SELECT is expanding to Databricks & BigQuery.
›
Jeff SkoldbergFriday, April 10, 2026
Databricks vs Snowflake. It’s a never ending debate with passionate participants on each side. Years ago these platforms served different audiences, Snowflake for the Analyst and traditional BI team and Databricks for the ML and Data Scientist. Today the feature sets of these platforms is getting much closer to parity with both platforms serving almost all audiences. But that hasn’t stopped the debate. “Snowflake is expensive” or “Databricks is slow”, or [insert random put down] - these stabs are so common on LinkedIn / Reddit, either from enthusiastic fans or from employees of one of the companies.
At SELECT, we wanted to run a benchmark that is non-biased, repeatable, and practical. We wanted this to be software driven so that running a Python job would execute the queries and record the results. We wanted this to be designed so new platforms can easily get added to the benchmark. And finally, we wanted a nice visualization on top. We put a lot of effort (maybe an unreasonable amount of effort?) into bringing you this non-biased comparison.
One big caveat before we begin: Benchmarks just tell you how fast the benchmark ran. It doesn’t simulate production workloads and doesn’t predict what will happen on your data with your SQL. While we can draw some conclusions based on this data, definitely experiment using your data and design patterns!
Our benchmark uses the TCP-H 1000 Scale Factor.

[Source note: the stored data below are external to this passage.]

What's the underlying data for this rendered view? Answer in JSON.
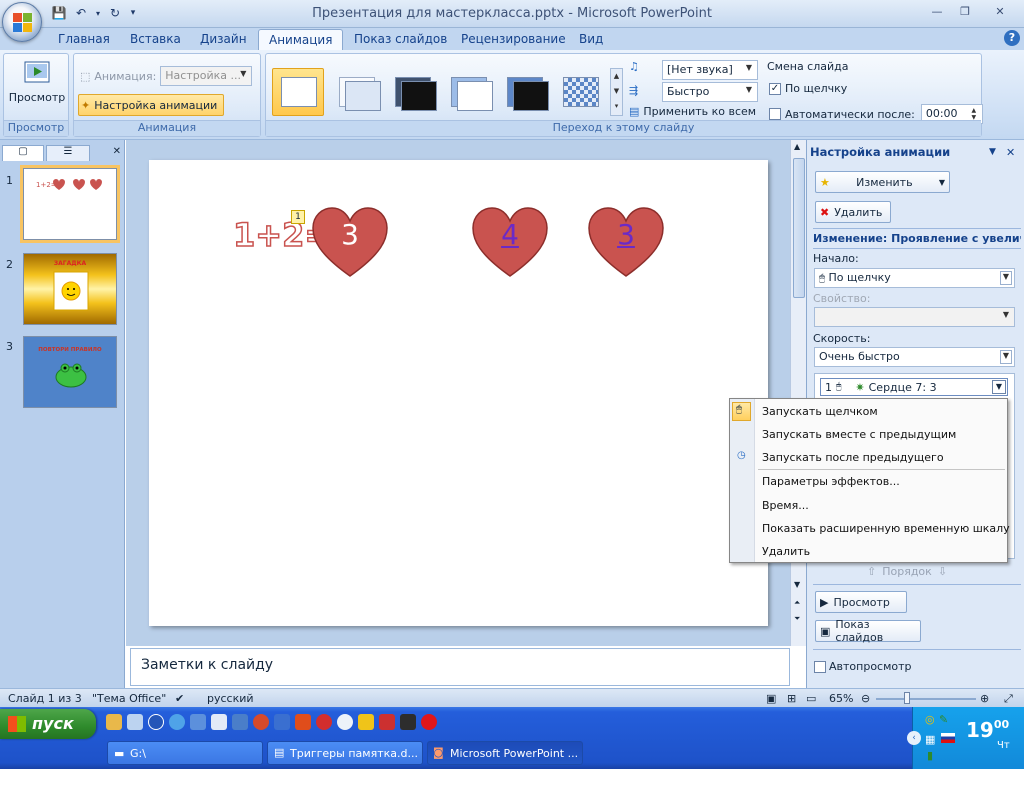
{
  "window": {
    "title": "Презентация для мастеркласса.pptx - Microsoft PowerPoint"
  },
  "ribbon": {
    "tabs": [
      "Главная",
      "Вставка",
      "Дизайн",
      "Анимация",
      "Показ слайдов",
      "Рецензирование",
      "Вид"
    ],
    "active_tab": "Анимация",
    "groups": {
      "preview": {
        "label": "Просмотр",
        "button": "Просмотр"
      },
      "animations": {
        "label": "Анимация",
        "animation_label": "Анимация:",
        "animation_value": "Настройка ...",
        "custom_button": "Настройка анимации"
      },
      "transition": {
        "label": "Переход к этому слайду",
        "sound": "[Нет звука]",
        "speed": "Быстро",
        "apply_all": "Применить ко всем",
        "advance_title": "Смена слайда",
        "on_click": "По щелчку",
        "auto_after": "Автоматически после:",
        "auto_time": "00:00"
      }
    }
  },
  "slides_pane": {
    "slides": [
      {
        "num": "1"
      },
      {
        "num": "2"
      },
      {
        "num": "3"
      }
    ],
    "thumb2_text": "ЗАГАДКА",
    "thumb3_text": "ПОВТОРИ ПРАВИЛО"
  },
  "slide": {
    "equation": "1+2=",
    "anim_marker": "1",
    "hearts": [
      "3",
      "4",
      "3"
    ]
  },
  "notes": {
    "placeholder": "Заметки к слайду"
  },
  "task_pane": {
    "title": "Настройка анимации",
    "change_button": "Изменить",
    "delete_button": "Удалить",
    "effect_heading": "Изменение: Проявление с увеличением",
    "start_label": "Начало:",
    "start_value": "По щелчку",
    "property_label": "Свойство:",
    "speed_label": "Скорость:",
    "speed_value": "Очень быстро",
    "list_item": {
      "num": "1",
      "name": "Сердце 7: 3"
    },
    "order_label": "Порядок",
    "play_button": "Просмотр",
    "slideshow_button": "Показ слайдов",
    "autopreview": "Автопросмотр"
  },
  "context_menu": {
    "items": [
      "Запускать щелчком",
      "Запускать вместе с предыдущим",
      "Запускать после предыдущего",
      "Параметры эффектов...",
      "Время...",
      "Показать расширенную временную шкалу",
      "Удалить"
    ]
  },
  "status_bar": {
    "slide_info": "Слайд 1 из 3",
    "theme": "\"Тема Office\"",
    "language": "русский",
    "zoom": "65%"
  },
  "taskbar": {
    "start": "пуск",
    "buttons": [
      "G:\\",
      "Триггеры памятка.d...",
      "Microsoft PowerPoint ..."
    ],
    "clock_hours": "19",
    "clock_minutes": "00",
    "day": "Чт"
  },
  "colors": {
    "heart": "#c9534f",
    "heart_stroke": "#8c2e2b",
    "accent": "#15428b",
    "selection": "#ffc84d"
  }
}
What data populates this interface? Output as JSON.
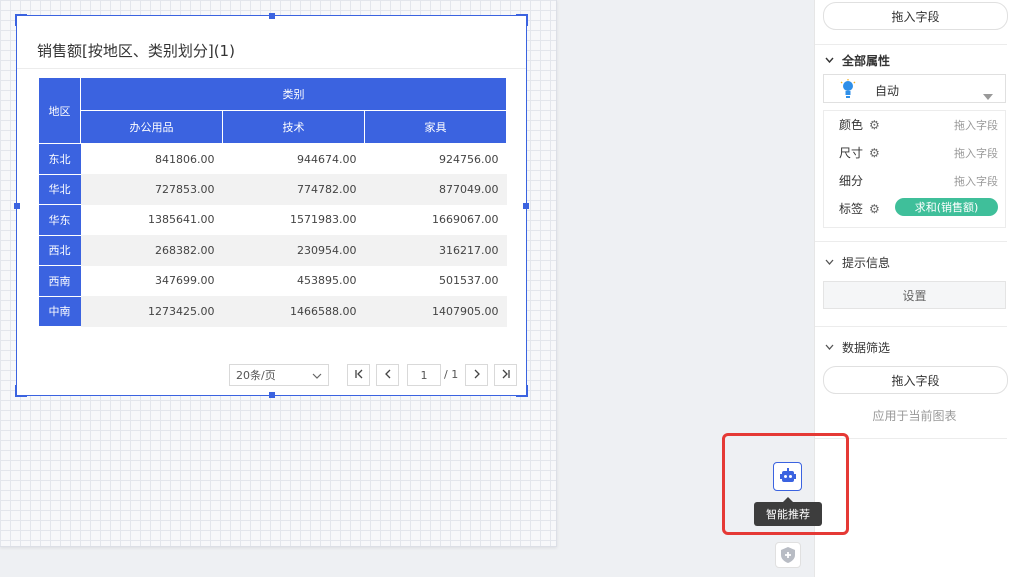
{
  "chart": {
    "title": "销售额[按地区、类别划分](1)",
    "table": {
      "row_header": "地区",
      "group_header": "类别",
      "columns": [
        "办公用品",
        "技术",
        "家具"
      ],
      "rows": [
        {
          "region": "东北",
          "values": [
            "841806.00",
            "944674.00",
            "924756.00"
          ]
        },
        {
          "region": "华北",
          "values": [
            "727853.00",
            "774782.00",
            "877049.00"
          ]
        },
        {
          "region": "华东",
          "values": [
            "1385641.00",
            "1571983.00",
            "1669067.00"
          ]
        },
        {
          "region": "西北",
          "values": [
            "268382.00",
            "230954.00",
            "316217.00"
          ]
        },
        {
          "region": "西南",
          "values": [
            "347699.00",
            "453895.00",
            "501537.00"
          ]
        },
        {
          "region": "中南",
          "values": [
            "1273425.00",
            "1466588.00",
            "1407905.00"
          ]
        }
      ]
    },
    "pagination": {
      "page_size": "20条/页",
      "current_page": "1",
      "total_pages": "/ 1"
    }
  },
  "panel": {
    "drop_top": "拖入字段",
    "all_props_title": "全部属性",
    "mark_type": "自动",
    "props": [
      {
        "label": "颜色",
        "gear": true,
        "hint": "拖入字段"
      },
      {
        "label": "尺寸",
        "gear": true,
        "hint": "拖入字段"
      },
      {
        "label": "细分",
        "gear": false,
        "hint": "拖入字段"
      },
      {
        "label": "标签",
        "gear": true,
        "tag": "求和(销售额)"
      }
    ],
    "tooltip_section": "提示信息",
    "tooltip_button": "设置",
    "filter_section": "数据筛选",
    "filter_drop": "拖入字段",
    "filter_apply": "应用于当前图表"
  },
  "float": {
    "bot_tooltip": "智能推荐"
  },
  "colors": {
    "accent": "#3b63e0",
    "label_tag": "#3fbf9a",
    "highlight": "#e53935"
  }
}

This data set has about 6 billion rows on the largest table. Snowflake and Databricks both have TPC-H data, but they don’t have overlapping sizes or the exact same large data sets. In order to do an apples to apples comparison, you need to ETL the data from Snowflake to Databricks. The easiest way would be to use a tool designed for this like Estuary, or you can do this on your own.
Databricks comes with:
Snowflake comes with:
No surprise, the platforms made it hard to compare performance by not providing similar sample data. 🤨

We used these existing standard queries under 3 scenarios:
CTAS Workloads: Since the standard benchmark queries produce a small-ish result and most are highly aggregated, they were not a good indication of a real CTAS workload because the write payload would be too small to stress-test write throughput. To test write-intensive operations, we created 5 variants that materialize large result sets with different data shapes, ranging from narrow tables with billions of rows to very wide denormalized tables, allowing us to compare write performance on different table shapes and query complexity.
DML Workloads: Here we are deleting 1 month of data from the table and re-inserting it. 1 month represents about 1% of the data or 6M rows. This will be a test of both query pruning efficiency (targeting the 1 month), as well as DML efficiency.
Each run and scenario has a new warehouse auto-generated at the beginning of that run + scenario, then the warehouse is destroyed immediately when the work is done. This allows us to look at the total cost of a warehouse in isolation and eliminate idle time from the picture.
A Databricks Severless SQL Warehouse is roughly equivalent to a Snowflake Warehouse that is one size larger. Example, a Small in Databricks is roughly equivalent to a Medium in Snowflake. We ran the 4 scenarios above on these warehouse combinations.
This comparison of sizes is corroborated by Snowflake and Databricks documentation, where the Databricks Worker Count is assumed to be equal to the Snowflake Credits.
We wanted the cost attribution to be as perfect as possible. To achieve this, isolated warehouses are used as described above. We use the actual billing data (in credits or DBUs) for the life of that warehouse. In the end we use a flexible cost calculator to apply various cost per credit or cost per DBU to the results to simulate different platform tiers. By taking this approach we eliminate all complexity of cost attribution for concurrent running queries or minimum billing increments, etc. We just look at the total cost for the scenario.
When we show cost for individual queries instead of entire runs, the cost is attributed to that query based on the proportion of its run time. Basically the total cost for the run (or the lifetime of that warehouse) is spread across the queries so the numbers add up.
The Databricks Standard Tier is being retired (or likely was retired in Oct 2025). Therefore if we are to compare the lowest List Price for each platform the comparison would be Snowflake Standard at $2 / credit vs Databricks Enterprise at $0.70 / DBU. We feel this is a fair comparison since the Snowflake Standard tier is a full-fledged version of Snowflake, with the main missing feature being time travel. However, we understand that many readers will want to compare Enterprise vs Enterprise. So, we will show both: Databricks at $0.70 / DBU vs Snowflake at $2 / credit and at $3 / credit.
Query IDs and run stats are immediately logged to a local duckdb. The data is stored at the query ID grain (plus run ID, Warehouse, scenario). Reporting views roll up the data so we can draw conclusions across entire runs.
The benchmarking queries can be found here. (Although the SQL looks like it is hard-coded to the 100x scale factor data, the table name is dynamically replaced at run time with the scale factor in your config file. All tests were run on 1000x scale factor). We have organized the 22 queries into categories based on complexity and number of joins. The detailed category breakdown can be found here, but this screenshot provides a brief summary.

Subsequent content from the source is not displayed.